The expert told the jury: ''We also know in this case that he was cleaning tanks and generally walking about in Gulf War One, where there was a significant amount of depleted uranium in the air. Mr Dyson was exposed by inhalation and ingestion.
''My feeling about Mr Dyson's colon cancer is that it was produced because he ingested some radioactive material and it became trapped in his intestine. To my mind there seems to be a causal arrow from his exposure to his final illness. It's certainly much more probable than not that Mr Dyson's cancer was caused by exposure to depleted uranium.''
Mrs Dyson explained to the jury how her husband - who served in the Gulf between January and May 1991 - had suffered from a variety of medical conditions after leaving the military.
Her husband had once been very fit, Mrs Dyson said, even boxing and playing rugby for the army, but had suffered sleep problems, night sweats, creaking bones and cold sores as his health deteriorated over the years.
"He was convinced that his time in the Gulf was where the cancer had come from," she told the court.
Mrs Dyson said there was no history of colon cancer in her husband's family and that his immune system had appeared to "run down" once he returned from the Gulf.
Summing up the evidence to the jury panel, Mr Balmain said he had received a submission from a scientific advisor to the Ministry of Defence (MoD), who had concluded that Mr Dyson's cancer arose naturally and there was no evidence to associate it with his exposure to depleted uranium.
The verdict has been called a "landmark ruling" by Gulf War Syndrome sufferers who believe that 10,000 out of the 38,000 ground troops in the invasion show symptons related to the syndrome.
Shaun Rusling, of the Gulf Veterans and Family Association and a former paratrooper, said: "I would advise all veterans of the First Gulf War to have regular tests for cancer. Sadly the MoD does not seem to care or recognise this problem yet former servicemen still suffer and die from it."
While experts accept that a Gulf War effect exists, it has been attributed to causes as varied as depleted uranium fall-out from munitions; multiple vaccinations; Iraqi chemical weapons; organophosphates used to spray tents and equipment against flies; and pollution from oil well fires.
The MoD, which was informed in March that Mr Busby had been called to give expert evidence, was not represented at the hearing.
"It is in my view somewhat disappointing that the Ministry of Defence chose not to come here and assist you with any expert evidence which might have put forward the contrary view," the coroner told the jury.
Speaking after the hearing, a spokesman for the MoD said: "We were sorry to learn of Mr Dyson's death last year and our thoughts remain with his family and friends.

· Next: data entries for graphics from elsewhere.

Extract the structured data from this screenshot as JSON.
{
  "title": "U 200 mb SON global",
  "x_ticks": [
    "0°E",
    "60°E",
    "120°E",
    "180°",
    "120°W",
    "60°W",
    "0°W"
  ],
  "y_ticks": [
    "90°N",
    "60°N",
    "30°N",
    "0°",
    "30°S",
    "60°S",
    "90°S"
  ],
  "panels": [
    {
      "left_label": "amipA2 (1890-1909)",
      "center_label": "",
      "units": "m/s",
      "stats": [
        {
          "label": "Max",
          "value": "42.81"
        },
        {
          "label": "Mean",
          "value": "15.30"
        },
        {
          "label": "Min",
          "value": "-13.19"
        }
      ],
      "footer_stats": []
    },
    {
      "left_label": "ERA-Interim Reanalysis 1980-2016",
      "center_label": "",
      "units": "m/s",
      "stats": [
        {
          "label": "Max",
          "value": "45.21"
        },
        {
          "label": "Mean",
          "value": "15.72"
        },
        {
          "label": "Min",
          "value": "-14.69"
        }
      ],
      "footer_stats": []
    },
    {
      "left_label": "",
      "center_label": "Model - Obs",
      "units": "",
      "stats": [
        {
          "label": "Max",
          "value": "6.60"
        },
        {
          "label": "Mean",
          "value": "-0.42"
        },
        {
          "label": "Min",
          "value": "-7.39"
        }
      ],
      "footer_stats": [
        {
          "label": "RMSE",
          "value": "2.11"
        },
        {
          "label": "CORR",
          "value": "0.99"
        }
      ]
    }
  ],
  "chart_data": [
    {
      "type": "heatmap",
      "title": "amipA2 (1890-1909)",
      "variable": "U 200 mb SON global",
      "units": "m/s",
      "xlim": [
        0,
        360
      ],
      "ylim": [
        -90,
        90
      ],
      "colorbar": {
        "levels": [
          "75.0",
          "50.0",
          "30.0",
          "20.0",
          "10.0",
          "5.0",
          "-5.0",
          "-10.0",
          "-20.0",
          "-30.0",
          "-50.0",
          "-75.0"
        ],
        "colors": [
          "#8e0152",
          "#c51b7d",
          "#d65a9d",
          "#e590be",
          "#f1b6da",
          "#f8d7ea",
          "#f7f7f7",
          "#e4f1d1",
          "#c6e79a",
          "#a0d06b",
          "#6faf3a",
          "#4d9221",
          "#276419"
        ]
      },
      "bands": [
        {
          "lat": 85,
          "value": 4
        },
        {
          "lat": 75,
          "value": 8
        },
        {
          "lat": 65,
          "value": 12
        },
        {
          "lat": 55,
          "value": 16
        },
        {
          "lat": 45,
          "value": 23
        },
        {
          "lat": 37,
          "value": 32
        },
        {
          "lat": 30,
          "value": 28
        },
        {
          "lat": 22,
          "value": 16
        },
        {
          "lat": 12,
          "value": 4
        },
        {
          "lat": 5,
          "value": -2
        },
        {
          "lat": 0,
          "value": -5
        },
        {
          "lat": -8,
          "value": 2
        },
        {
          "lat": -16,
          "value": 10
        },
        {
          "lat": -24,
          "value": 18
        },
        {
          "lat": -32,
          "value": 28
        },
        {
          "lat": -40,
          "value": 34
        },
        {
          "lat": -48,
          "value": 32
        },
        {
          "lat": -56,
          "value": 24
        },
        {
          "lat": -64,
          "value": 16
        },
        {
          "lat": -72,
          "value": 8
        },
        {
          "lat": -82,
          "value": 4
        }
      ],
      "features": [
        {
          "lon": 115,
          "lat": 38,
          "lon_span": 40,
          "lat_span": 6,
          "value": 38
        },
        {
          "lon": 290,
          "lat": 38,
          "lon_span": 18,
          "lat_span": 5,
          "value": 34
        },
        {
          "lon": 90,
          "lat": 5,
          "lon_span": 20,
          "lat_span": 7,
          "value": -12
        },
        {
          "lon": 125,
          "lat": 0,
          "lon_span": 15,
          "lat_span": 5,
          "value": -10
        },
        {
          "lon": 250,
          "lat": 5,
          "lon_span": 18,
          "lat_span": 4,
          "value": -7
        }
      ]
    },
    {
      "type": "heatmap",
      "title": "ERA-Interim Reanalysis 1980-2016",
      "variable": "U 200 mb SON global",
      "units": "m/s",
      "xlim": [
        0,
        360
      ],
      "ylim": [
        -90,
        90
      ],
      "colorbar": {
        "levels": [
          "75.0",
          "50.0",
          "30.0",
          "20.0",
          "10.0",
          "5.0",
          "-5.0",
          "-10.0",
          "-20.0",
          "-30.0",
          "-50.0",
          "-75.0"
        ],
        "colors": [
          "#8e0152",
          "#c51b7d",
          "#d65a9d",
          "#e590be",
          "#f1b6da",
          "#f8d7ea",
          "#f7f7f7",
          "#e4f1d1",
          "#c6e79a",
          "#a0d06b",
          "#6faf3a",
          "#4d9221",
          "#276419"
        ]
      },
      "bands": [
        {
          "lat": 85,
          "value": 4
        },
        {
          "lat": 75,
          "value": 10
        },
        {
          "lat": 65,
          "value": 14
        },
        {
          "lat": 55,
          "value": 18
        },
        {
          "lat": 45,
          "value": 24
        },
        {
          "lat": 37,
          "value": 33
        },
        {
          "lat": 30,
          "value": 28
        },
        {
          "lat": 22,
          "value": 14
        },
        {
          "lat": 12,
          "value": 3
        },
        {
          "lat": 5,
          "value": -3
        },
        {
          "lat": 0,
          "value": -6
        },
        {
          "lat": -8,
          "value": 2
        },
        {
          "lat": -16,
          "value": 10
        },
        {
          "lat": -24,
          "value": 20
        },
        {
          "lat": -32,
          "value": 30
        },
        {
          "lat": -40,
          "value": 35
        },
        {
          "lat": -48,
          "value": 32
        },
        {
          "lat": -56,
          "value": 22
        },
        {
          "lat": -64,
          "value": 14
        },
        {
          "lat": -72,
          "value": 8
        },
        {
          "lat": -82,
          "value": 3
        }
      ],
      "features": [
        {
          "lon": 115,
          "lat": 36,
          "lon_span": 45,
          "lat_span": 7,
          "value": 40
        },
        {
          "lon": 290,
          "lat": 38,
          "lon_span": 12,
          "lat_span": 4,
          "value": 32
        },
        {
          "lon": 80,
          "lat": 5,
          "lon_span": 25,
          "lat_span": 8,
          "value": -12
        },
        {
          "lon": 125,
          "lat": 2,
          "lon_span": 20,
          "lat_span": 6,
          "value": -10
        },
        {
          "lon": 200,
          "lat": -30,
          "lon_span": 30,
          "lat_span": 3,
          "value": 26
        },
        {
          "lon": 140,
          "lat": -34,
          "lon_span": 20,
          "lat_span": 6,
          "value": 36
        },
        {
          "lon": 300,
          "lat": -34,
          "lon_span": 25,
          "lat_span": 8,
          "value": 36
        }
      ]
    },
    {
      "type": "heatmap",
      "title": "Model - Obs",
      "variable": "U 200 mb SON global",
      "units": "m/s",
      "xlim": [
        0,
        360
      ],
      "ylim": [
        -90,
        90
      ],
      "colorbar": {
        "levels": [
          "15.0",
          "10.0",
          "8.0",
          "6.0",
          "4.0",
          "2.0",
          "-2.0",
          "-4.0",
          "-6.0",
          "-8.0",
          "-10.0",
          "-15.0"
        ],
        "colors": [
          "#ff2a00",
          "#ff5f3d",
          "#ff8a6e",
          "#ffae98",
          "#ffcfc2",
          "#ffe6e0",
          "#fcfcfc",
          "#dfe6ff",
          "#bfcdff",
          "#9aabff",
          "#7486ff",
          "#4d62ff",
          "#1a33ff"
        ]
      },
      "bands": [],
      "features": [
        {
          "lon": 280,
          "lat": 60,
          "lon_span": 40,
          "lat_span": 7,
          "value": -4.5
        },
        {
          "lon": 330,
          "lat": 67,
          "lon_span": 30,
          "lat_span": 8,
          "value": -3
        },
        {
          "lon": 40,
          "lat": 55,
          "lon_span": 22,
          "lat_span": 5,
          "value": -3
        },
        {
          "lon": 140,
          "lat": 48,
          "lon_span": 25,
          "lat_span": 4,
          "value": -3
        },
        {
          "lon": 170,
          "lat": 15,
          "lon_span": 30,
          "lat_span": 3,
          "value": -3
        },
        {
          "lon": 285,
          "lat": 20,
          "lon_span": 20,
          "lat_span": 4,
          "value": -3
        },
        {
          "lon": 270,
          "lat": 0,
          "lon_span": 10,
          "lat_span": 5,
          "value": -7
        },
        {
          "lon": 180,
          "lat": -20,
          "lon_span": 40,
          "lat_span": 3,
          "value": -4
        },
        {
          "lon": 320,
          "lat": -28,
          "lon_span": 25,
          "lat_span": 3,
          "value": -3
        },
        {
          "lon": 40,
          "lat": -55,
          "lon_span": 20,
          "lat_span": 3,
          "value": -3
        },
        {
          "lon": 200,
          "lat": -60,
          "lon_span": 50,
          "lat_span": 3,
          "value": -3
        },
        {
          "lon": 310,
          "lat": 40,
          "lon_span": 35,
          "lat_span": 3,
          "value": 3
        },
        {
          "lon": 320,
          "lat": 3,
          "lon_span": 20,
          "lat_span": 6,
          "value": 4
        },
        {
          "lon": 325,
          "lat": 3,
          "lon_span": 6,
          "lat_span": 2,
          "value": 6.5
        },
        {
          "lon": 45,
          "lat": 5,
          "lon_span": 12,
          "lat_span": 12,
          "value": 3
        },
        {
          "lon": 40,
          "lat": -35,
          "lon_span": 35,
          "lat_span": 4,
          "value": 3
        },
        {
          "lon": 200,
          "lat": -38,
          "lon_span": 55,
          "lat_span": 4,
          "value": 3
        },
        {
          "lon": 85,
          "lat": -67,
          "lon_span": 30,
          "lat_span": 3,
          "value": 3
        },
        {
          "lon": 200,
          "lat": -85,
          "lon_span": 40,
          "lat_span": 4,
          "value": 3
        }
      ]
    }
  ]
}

"We have co-operated fully with the coroner and have provided him with a written report from our technical expert on depleted uranium on the health issues relevant to Mr Dyson's case.
"In a letter to the coroner we explained that on this occasion we would not provide an expert witness unless the coroner thought it necessary."
The MoD spokesman added: "There is no reliable scientific or medical evidence to suggest that depleted uranium has been responsible for post-conflict incidences of ill-health in UK Forces' personnel or civilian populations.
"Of the thousands of troops monitored worldwide, very few have had any detectable depleted uranium exposure. We are happy to study any further evidence presented at the inquest when this is made available."